The upshot is that Costa Rica is one of only a few countries in the global South that enjoys robust universalism. It’s not perfect, however. Relatively high levels of income inequality make the economy less efficient than it otherwise might be. But the country’s achievements are still impressive. On the back of universal social policy, Costa Rica surpassed the US in life expectancy in the late 80s, when its GDP per capita was a mere tenth of America’s.

Today, Costa Rica is a thorn in the side of orthodox economics. The conventional wisdom holds that high GDP is essential for longevity: “wealthier is healthier”, as former World Bank chief economist Larry Summers put it in a famous paper.
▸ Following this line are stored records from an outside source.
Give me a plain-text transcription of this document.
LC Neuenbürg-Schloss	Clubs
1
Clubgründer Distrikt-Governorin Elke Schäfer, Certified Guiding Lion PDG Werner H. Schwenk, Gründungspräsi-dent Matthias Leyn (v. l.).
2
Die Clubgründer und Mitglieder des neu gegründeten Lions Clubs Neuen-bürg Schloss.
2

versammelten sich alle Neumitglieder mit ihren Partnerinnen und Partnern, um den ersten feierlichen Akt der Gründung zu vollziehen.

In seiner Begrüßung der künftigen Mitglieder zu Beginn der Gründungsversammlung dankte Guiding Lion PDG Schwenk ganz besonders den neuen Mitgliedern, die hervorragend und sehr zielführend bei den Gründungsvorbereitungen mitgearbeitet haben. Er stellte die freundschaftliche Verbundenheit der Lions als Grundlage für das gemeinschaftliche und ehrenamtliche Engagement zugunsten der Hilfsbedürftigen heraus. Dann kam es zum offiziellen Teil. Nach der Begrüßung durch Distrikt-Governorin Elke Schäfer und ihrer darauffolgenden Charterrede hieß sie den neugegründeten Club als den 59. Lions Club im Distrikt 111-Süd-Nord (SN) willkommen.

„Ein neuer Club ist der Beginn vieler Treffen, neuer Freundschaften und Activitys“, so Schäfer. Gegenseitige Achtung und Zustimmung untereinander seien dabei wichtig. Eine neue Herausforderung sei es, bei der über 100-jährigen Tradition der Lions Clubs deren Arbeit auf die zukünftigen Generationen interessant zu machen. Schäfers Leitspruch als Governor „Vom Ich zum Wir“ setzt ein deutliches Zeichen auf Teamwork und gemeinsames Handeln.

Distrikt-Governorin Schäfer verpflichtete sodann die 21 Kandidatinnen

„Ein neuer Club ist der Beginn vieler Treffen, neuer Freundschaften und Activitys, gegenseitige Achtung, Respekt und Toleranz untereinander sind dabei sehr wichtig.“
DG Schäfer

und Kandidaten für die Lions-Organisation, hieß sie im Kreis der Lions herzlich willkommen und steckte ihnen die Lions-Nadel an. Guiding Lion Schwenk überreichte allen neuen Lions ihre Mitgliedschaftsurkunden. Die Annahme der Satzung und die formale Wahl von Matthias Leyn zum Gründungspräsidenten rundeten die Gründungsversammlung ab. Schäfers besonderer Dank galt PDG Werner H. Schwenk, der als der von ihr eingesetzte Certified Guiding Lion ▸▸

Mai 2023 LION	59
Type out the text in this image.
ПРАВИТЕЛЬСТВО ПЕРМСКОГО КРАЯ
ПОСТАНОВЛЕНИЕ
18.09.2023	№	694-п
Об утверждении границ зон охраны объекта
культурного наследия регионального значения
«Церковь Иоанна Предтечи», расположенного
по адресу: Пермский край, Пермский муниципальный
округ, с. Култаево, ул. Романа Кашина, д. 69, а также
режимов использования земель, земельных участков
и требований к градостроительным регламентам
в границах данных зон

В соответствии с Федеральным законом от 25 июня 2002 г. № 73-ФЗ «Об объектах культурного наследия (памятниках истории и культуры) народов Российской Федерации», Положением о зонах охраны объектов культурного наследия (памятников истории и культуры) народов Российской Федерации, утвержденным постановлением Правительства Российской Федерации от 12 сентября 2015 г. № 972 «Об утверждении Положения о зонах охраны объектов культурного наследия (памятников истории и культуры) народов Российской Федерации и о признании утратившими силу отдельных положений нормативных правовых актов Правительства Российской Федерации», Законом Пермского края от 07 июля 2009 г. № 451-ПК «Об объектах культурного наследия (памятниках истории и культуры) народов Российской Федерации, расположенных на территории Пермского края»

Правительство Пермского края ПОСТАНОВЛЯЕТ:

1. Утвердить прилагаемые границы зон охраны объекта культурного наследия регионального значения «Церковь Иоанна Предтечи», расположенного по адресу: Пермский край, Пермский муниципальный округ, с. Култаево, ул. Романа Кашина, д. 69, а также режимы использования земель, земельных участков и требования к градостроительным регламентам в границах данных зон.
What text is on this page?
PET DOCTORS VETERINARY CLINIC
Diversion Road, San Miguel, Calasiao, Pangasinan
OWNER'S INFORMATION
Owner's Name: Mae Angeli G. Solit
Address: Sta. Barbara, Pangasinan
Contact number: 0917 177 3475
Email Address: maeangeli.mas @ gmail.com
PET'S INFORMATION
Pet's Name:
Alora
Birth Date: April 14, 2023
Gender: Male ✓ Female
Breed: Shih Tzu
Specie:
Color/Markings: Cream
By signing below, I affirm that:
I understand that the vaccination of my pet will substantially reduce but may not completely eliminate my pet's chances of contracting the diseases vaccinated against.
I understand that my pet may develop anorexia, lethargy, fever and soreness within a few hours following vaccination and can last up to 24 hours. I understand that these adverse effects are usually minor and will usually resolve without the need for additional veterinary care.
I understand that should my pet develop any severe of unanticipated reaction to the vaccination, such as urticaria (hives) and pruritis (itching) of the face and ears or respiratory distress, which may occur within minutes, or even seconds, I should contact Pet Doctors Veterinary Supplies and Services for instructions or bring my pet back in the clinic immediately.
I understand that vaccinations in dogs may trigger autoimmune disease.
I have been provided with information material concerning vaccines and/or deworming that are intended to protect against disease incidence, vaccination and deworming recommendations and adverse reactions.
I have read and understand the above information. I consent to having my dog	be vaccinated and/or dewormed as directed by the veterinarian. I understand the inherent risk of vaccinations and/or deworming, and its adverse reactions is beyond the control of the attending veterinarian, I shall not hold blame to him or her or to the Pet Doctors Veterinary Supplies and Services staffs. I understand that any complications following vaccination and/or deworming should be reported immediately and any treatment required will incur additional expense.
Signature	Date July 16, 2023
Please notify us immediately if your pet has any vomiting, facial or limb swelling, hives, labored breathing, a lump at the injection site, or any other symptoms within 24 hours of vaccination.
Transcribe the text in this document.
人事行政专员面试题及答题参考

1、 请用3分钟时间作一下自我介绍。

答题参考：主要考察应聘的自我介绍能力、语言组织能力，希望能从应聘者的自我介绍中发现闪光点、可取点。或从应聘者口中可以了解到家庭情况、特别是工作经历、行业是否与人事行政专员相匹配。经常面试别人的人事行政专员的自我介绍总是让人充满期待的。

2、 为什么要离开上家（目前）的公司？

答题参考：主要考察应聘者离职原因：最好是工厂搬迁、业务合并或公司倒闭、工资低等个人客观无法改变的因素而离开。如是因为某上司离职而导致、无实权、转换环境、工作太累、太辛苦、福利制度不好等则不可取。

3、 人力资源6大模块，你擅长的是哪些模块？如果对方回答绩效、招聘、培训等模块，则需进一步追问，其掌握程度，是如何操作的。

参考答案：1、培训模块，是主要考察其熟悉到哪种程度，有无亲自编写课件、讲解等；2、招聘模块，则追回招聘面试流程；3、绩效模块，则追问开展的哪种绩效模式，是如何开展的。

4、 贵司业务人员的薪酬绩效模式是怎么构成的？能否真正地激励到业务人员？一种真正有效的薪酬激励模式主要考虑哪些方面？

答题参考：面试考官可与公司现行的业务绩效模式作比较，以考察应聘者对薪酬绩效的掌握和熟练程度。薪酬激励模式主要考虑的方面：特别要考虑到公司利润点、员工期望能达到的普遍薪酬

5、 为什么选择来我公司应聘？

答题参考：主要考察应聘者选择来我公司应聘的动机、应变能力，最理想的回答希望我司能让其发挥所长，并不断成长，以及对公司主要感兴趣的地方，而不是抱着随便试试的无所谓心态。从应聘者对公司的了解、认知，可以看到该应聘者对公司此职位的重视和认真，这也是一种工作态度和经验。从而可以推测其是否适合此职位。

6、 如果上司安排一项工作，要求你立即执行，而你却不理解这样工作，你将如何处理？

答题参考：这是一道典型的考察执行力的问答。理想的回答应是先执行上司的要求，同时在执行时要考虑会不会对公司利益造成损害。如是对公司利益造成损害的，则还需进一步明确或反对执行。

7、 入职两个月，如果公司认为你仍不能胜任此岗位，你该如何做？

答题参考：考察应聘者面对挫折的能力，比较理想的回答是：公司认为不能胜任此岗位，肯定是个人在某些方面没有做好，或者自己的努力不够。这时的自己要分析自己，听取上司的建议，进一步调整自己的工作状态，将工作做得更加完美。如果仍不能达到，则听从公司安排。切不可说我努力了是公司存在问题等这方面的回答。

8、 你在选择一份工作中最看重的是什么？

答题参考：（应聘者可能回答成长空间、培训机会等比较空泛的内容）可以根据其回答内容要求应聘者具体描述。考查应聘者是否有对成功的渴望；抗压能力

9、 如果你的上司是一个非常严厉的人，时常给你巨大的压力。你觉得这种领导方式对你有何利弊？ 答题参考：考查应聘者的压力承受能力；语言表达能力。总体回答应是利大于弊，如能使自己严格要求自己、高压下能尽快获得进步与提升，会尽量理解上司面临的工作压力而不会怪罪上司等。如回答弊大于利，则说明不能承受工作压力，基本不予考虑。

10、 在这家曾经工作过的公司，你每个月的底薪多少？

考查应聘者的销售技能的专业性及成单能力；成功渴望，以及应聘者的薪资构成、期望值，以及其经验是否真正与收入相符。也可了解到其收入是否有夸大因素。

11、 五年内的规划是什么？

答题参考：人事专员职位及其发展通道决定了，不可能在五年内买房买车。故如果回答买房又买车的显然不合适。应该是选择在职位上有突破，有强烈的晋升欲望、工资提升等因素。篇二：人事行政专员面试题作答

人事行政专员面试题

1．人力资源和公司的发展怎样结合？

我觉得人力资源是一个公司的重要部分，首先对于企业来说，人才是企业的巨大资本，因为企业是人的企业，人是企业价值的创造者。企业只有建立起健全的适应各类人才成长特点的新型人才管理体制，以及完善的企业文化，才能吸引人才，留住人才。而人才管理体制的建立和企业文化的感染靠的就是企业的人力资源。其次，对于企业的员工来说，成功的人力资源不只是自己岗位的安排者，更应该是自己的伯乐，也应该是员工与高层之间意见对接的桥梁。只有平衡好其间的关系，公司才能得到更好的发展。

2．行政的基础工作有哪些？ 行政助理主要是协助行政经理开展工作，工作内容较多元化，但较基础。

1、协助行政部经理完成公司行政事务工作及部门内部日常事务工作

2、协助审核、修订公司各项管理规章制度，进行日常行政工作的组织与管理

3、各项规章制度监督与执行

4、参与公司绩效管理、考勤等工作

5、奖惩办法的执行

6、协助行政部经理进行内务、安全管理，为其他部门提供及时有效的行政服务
But Costa Rica shows that we can achieve human progress without much GDP at all, and therefore without triggering ecological collapse. In fact, the part of Costa Rica where people live the longest, happiest lives – the Nicoya Peninsula – is also the poorest, in terms of GDP per capita. Researchers have concluded that Nicoyans do so well not in spite of their “poverty”, but because of it – because their communities, environment and relationships haven’t been plowed over by industrial expansion.

All of this turns the usual growth narrative on its head. Henry Wallich, a former member of the US Federal Reserve Board, once pointed out that “growth is a substitute for redistribution”. And it’s true: most politicians would rather try to rev up the GDP and hope it trickles down than raise taxes on the rich and redistribute income into social goods. But a new generation of thinkers is ready to flip Wallich’s quip around: if growth is a substitute for redistribution, then redistribution can be a substitute for growth.

Costa Rica provides a hopeful model for any country that wants to chart its way out of poverty. But it also holds an important lesson for rich countries. Scientists tell us that if we want to avert dangerous climate change, high-consuming nations are going to have to scale down their bloated economies to get back in sync with the planet’s ecology, and fast. A widely-cited paper by scientists at the University of Manchester estimates it’s going to require downscaling of 4-6% per year.

This is what ecologists call “de-growth”. This calls for redistributing existing resources and investing in social goods in order to render growth unnecessary. Decommoditizing and universalizing healthcare, education and even housing would be a step in the right direction. Another would be a universal basic income – perhaps funded by taxes on carbon, land, resource extraction and financial transactions.

The opposite of growth isn’t austerity, or depression, or voluntary poverty. It is sharing what we already have, so we won’t need to plunder the earth for more.

Costa Rica proves that rich countries could theoretically ease their consumption by half or more while maintaining or even increasing their human development indicators. Of course, getting there would require that we devise a new economic system that doesn’t require endless growth just to stay afloat. That’s a challenge, to be sure, but it’s possible.

After all, once we have excellent healthcare, education, and affordable housing, what will endlessly more income growth gain us? Maybe bigger TVs, flashier cars, and expensive holidays. But not more happiness, or stronger communities, or more time with our families and friends. Not more peace or more stability, fresher air or cleaner rivers. Past a certain point, GDP gains us nothing when it comes to what really matters. In an age of climate change, where the pursuit of ever more GDP is actively dangerous, we need a different approach.